Stories of Jibanananda Das
I completed reading the collected short stories of Jibanananda Das. He is regarded as the greatest poet of Bengal after Tagore. Many years after his death, manuscripts of his prose works were discovered, and it seems the volume of prose works comes more than that of his poetry. Unemployment, poverty, love, memories, nostalgia, love towards nature and all animals - these are the basic theme and underlying vision of all the stories in this collection, and the preface says that they are almost autobiographical. May be because of this, I felt like the same characters are appearing in all stories even though their names are different.

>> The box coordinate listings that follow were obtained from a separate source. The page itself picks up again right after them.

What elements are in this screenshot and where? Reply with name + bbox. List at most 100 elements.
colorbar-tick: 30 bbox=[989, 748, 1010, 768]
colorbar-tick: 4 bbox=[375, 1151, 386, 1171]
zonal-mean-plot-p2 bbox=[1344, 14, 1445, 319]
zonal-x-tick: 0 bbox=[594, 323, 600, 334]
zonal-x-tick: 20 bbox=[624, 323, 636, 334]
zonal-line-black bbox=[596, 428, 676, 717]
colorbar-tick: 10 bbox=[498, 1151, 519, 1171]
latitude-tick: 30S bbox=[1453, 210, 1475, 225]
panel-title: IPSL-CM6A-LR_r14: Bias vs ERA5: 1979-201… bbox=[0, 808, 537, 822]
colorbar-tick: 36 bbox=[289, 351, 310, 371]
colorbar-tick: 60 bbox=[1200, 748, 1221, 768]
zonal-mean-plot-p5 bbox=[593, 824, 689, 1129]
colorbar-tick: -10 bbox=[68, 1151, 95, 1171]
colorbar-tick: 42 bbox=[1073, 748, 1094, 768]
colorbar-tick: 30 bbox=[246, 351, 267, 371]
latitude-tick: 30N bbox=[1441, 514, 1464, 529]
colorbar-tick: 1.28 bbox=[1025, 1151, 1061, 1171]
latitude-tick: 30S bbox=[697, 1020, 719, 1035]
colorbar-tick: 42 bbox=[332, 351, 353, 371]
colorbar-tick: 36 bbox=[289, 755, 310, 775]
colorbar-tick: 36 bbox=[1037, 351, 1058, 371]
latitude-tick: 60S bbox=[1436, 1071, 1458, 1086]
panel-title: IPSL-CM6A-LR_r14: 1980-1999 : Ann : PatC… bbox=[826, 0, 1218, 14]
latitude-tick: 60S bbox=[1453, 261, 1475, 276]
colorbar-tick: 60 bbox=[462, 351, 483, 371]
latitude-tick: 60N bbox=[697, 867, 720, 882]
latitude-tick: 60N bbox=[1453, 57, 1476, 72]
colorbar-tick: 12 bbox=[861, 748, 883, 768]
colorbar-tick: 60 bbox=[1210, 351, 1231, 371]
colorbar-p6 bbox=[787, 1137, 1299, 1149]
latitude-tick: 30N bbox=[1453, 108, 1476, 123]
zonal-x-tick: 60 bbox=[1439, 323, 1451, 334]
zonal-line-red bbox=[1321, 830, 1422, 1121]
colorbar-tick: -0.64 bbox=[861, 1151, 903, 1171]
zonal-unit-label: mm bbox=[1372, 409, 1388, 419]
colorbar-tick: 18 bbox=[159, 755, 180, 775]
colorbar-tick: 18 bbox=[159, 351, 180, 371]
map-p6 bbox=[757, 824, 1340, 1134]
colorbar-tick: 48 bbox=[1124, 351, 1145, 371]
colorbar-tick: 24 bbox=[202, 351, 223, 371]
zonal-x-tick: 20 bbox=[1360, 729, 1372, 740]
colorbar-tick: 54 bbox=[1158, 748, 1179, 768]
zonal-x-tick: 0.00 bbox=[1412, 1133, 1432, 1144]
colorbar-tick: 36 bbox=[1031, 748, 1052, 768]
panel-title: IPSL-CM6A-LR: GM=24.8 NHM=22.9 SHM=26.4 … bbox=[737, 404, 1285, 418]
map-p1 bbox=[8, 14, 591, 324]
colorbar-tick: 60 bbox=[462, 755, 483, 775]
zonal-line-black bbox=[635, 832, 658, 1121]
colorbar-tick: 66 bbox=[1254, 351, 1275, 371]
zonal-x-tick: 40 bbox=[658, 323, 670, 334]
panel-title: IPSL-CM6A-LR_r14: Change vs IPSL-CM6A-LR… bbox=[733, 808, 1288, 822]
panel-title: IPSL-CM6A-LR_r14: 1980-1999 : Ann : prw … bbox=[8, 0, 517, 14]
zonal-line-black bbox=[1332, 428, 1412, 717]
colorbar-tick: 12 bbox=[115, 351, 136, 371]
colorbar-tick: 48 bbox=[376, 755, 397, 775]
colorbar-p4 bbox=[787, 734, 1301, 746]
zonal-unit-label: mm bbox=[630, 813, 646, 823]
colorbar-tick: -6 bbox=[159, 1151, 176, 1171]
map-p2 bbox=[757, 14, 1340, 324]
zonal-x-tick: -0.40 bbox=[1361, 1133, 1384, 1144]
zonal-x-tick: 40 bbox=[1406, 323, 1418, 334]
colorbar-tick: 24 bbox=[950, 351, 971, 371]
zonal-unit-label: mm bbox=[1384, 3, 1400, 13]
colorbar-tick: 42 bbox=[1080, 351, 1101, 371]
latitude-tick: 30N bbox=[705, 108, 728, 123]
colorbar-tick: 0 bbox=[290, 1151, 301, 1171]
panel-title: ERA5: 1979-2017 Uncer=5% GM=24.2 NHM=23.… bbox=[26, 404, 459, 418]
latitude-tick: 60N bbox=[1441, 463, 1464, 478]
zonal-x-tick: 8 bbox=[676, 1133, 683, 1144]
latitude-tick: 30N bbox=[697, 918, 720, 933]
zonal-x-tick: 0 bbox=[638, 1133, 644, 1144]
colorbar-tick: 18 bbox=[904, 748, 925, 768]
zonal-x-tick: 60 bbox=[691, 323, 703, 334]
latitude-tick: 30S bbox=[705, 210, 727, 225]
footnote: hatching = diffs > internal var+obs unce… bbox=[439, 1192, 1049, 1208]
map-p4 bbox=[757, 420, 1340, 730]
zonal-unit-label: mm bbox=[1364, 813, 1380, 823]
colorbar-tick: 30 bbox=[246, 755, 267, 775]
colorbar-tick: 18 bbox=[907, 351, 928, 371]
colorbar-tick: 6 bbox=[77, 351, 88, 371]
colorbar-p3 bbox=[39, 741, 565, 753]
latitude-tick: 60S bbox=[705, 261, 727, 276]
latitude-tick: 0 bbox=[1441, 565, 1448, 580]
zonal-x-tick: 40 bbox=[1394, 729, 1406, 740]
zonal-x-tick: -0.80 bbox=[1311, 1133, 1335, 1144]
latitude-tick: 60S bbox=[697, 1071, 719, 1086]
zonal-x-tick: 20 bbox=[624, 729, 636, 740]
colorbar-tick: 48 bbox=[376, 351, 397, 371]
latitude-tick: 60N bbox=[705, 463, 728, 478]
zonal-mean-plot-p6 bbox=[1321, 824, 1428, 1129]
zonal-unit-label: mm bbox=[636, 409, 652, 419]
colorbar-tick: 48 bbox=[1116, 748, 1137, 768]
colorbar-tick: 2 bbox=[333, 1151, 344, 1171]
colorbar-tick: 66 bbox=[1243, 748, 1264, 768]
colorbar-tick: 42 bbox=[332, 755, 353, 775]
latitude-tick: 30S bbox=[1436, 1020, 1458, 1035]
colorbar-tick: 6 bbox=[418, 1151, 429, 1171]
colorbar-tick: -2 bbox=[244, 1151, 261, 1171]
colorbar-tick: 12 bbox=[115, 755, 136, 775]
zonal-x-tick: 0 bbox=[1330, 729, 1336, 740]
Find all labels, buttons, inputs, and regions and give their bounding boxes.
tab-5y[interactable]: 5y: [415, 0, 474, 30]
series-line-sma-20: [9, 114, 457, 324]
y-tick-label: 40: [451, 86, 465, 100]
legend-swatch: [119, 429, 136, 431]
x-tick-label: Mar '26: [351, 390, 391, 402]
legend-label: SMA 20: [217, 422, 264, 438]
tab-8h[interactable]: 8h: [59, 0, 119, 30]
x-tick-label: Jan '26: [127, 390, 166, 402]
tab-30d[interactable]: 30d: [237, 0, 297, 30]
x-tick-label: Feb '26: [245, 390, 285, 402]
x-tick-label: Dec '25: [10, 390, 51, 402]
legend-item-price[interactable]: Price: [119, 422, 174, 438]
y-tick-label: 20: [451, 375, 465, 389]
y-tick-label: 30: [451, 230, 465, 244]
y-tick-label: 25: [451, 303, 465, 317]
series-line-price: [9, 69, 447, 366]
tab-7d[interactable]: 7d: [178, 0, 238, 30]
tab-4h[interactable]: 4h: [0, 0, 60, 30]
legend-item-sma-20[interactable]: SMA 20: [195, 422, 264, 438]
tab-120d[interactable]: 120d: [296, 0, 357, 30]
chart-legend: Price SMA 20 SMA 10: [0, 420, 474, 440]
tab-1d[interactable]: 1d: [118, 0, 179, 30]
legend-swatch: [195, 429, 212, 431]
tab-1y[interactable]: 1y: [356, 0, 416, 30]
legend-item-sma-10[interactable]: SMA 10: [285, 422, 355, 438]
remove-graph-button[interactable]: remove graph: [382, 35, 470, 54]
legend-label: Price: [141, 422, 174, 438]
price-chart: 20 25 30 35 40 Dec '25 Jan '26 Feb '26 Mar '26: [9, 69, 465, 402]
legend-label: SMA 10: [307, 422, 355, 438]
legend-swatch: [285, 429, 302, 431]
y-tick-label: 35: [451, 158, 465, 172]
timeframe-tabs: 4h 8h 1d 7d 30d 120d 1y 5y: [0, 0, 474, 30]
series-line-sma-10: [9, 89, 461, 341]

I felt two of the stories are very beautiful and liked them.
In "In the Company of Ghosts" (Pretnir Rupkatha), the main character, Sukumar, is traveling to Calcutta looking for a job. He meets an old friend in the boat and they talk about old incidents and stories. His thoughts eventually are drifted to a love affair he was having fourteen years ago. He remembers traveling in the same boat in a night and sitting in station watching outline of Binata's face in the flickering penumbra of the kerosene lamp. Jibanananda Das uses simple sentences and straight-forward narration, for e.g.., Sukumar thinks of Binata: "...There are times when she comes to my mind quite unexpectedly. I don't speak about her with anyone - her face rises before me quietly and in solitude. My memory of her is a very private thing. She might care nothing for me if I meet her today, yet I do want to see her again. It has been so long since I last saw her...". These sentences reminded me of the Malayalam short stories written by Uroob and Karoor depicting "aesthetic love".
In the story "The Return" (Nirupam Jatra), the main character Prabhath is in Calcutta in search for job. He has been there for four years, and couldn't get a permanent job yet. He survives with some temporary jobs like giving tuition to school students etc., and couldn't afford to visit home even once. He was having a dog called "Ketu" at home. When she was small, Prabhath had once thrown her from the verandah to the courtyard in a sudden burst of anger, and she broke her leg. The bone didn't mend and Ketu had to limp after that. Prabhath is anxious about Ketu, and in every letter to home, he asks for the dog. But nobody take the queries seriously and don't event mention about the dog. He dreams of the dog sitting alone under the Jamun tree, staring at the empty road, waiting for him, and limping back to her resting place in the evening. What might she be thinking about him? Is she alive now? He doesn't know.